Sebelum benar-benar pergi, Amara kembali membisikkan sesuatu, tentang Kasandra yang wanita itu yakin bahwa sang putra pasti menyukainya. Aksel pura-pura tak acuh mendengarnya.
Setelah benar-benar sendiri, Aksel beranjak dari duduknya dan menghampiri cermin yang ia tutup dengan kain putih di kamarnya.
Aksel menatap cermin besar di hadapannya. Untuk kali ini, dia mencoba berlama-lama di hadapan benda yang selama ini ditakutinya.
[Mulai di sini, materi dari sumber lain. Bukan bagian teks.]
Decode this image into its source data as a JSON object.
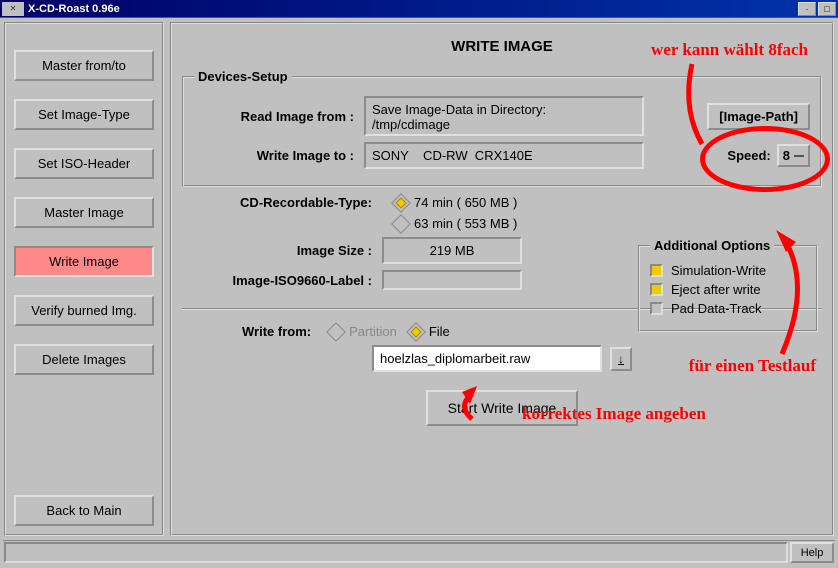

"Menghadapi apa yang menjadi ketakutan kamu, akan membuatmu terbiasa dengan hal itu." Aksel bergumam pelan, kalimat sang ibu bagaikan mantra yang ia ucap berkali-kali dalam hatinya. Tapi bayangan itu tetap ada.
"Juro, dengarkan ayah. Tetap di sini dan jangan pernah keluar sebelum ayah minta." Seorang pria menyuruh putra kecilnya bersembunyi sebelum dia menemui tamu yang terdengar tidak sabar menggedor pintu.
Juro nama bocah kurus itu, lusuh dan ketakutan. Duduk bersembunyi di bawah meja setiap sang ayah menyambut tamu yang tidak ramah pada mereka.
Dari kaca lemari yang berada di kontrakan sempit itu, Juro bisa melihat sang ayah dipukuli berkali-kali dan hampir mati.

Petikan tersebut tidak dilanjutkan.